最近はすっかりご飯党になっているので、パンケーキを焼くのは久し振りだ。子どもの頃、日曜日の朝食はパンケーキとオニオンスープだった。それでパンケーキを焼くと、日曜の朝ののんびりした雰囲気が蘇る。家の裏庭には無花果の樹が一本あった。今でも無花果を食べると、もいだばかりの実を庭の蛇口で洗って登校前に食べた、小学生の夏の朝の情景が思い出される。今日は無花果のコンポートも作った。赤ワインで煮たのだが、香りづけにシナモンと八角を入れた。八角、またはスターアニスは中華料理によく使われる香辛料で、前から気になっていたのだが、今日、初めて買ってみた。癖のある独特の甘い香りが気に入った。

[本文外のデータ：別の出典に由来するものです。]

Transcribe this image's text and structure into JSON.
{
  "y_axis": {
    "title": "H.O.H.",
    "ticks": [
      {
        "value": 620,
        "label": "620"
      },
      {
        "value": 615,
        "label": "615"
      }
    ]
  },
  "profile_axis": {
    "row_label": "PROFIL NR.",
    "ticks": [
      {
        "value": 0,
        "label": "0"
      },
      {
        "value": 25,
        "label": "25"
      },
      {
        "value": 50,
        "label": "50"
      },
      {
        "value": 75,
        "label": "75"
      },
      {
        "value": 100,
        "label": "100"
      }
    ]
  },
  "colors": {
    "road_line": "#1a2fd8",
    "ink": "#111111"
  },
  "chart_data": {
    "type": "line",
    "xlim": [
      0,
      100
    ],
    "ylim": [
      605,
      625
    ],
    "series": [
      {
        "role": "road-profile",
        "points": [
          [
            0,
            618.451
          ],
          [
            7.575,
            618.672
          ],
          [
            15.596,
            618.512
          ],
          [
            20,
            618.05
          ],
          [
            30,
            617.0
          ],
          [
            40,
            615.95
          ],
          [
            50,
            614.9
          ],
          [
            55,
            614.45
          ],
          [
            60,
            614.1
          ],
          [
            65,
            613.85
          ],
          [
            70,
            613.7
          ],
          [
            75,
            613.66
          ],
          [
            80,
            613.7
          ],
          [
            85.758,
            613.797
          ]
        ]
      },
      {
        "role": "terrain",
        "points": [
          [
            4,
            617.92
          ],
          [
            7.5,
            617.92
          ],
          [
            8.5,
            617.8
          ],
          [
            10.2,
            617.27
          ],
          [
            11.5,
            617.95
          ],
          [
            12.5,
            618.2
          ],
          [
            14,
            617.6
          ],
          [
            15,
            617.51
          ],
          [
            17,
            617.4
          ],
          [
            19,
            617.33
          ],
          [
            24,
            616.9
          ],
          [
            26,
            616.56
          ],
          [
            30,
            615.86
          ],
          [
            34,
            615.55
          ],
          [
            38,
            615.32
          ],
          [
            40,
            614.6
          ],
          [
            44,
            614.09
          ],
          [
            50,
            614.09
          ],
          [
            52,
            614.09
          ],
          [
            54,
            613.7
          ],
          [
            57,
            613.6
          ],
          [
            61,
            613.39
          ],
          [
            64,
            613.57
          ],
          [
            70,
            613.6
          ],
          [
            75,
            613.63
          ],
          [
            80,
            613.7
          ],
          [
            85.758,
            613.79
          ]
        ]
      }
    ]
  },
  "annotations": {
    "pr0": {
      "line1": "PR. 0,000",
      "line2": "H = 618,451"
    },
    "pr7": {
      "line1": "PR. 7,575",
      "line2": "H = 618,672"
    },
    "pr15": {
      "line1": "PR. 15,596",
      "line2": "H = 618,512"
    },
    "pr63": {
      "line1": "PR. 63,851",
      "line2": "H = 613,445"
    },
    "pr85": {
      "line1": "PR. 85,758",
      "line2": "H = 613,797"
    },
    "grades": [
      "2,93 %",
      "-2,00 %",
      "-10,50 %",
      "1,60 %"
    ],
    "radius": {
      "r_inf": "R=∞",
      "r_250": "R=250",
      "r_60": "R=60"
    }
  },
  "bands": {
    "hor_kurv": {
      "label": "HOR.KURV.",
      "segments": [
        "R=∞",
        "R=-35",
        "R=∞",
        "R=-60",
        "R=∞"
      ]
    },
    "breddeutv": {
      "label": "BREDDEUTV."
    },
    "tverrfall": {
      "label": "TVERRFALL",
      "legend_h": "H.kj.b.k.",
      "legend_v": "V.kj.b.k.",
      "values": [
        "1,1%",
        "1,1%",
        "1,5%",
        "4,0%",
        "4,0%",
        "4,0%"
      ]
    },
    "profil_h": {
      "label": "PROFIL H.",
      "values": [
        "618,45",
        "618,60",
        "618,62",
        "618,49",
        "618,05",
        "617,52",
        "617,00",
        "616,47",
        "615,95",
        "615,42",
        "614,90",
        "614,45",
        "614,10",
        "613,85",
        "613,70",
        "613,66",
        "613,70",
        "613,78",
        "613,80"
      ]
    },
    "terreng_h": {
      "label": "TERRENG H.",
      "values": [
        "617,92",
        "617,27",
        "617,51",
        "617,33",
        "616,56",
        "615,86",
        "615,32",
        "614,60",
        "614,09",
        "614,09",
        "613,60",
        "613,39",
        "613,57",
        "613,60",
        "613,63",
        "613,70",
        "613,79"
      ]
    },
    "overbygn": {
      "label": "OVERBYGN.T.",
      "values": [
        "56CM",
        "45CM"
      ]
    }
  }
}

先日、『作家のおやつ』(平凡社)という本を読んだ。薄手のムックで、ほぼ一晩で読んだ。いい企画だと思った。作家、随筆家、詩人、翻訳家、映画監督、漫画家など、なんらかの形で「書く」ことに携ってきた著名人達のお気に入りのおやつを、豊富な写真と、身近にいた人々のエッセイで紹介しており、食べ物への嗜好や、それに対する態度から、その人の人柄や生活ぶりがぼんやりと浮かび上がってくる。まさにブリア=サバランの言うごとく、「どんなものを食べているか言ってみたまえ。君がどんな人間であるかを言い当ててみせよう」だ。

この本を読んで感じたのは、人間の味覚は意外に保守的なものだということだ。だいたいが、その人が育った家庭や土地でよく食べたお菓子や果物を、終生好んでいる。よく言われる「故郷の味」「おふくろの味」というやつだ。そうして、この本で取り上げられている著作家達はだいたいが中産階級出身の知識人なので、目の玉が飛び出るような高価なお菓子や珍味というのはなかった。仕事の合間につまめる小型の菓子―キャンディー、クッキー、プティフール、老舗の上生菓子、地方の銘菓、お煎餅などだ。
いちばん興味深かったのは森茉莉の項だ。彼女の食にまつわるエッセイは繰り返し読んだので特に目新しい点はないが、文字の上でだけ知っていたお菓子を写真で見るのは新鮮な感じがした。森茉莉の味覚は信用できるので、彼女が薦める料理やお菓子は食べたり作ったりしてみようという気になるし、自分の好物を彼女も好んでいたのを知ると嬉しい。彼女は、紅茶はプリンス・オブ・ウェールズを好み、シュークリームが好きだったというが、私もそうだ。明治時代のレシピ通りのシュークリームを作り続けている自由が丘風月堂の「シュ・ア・ラ・クレーム」の写真が載っていて、それを見つつ、森茉莉のエッセイを読み返しているうちに、「卵黄と、牛乳と、ヴァニラの香いが唇一杯にひろがる」カスタードクリームを食べたくなった。ふだんは、さほどカスタードクリームが好きではないのだが、森茉莉の文章は、それがさほど美味しい物ではないと知ってはいても食べたくなってしまう、味覚のイマージネーションを掻き立てる力が抜群なのだ。

と言うわけで、今晩のデザートは桃のグラタンだった。カステラに桃のコンポートを乗せてカスタードソースをかけ、グリルでさっと焼いた物だ。数年前に買ったお菓子作りの入門書に載っていたレシピで、いつか作りたいと思っていた。数日前に作った桃のコンポートが余っていたし、カスタードが食べたかったのでちょうどよかった。簡単にできるわりに見栄えが良く、まぁ美味しかった。
それにしても数日前まではオーブンを使うと暑苦しくて不快だったのに、今日はそんな感じはなかった。夕方から降り出した雨のために肌寒いくらいだ。いよいよ秋だなぁ。明日は栗の渋皮煮を作ろう。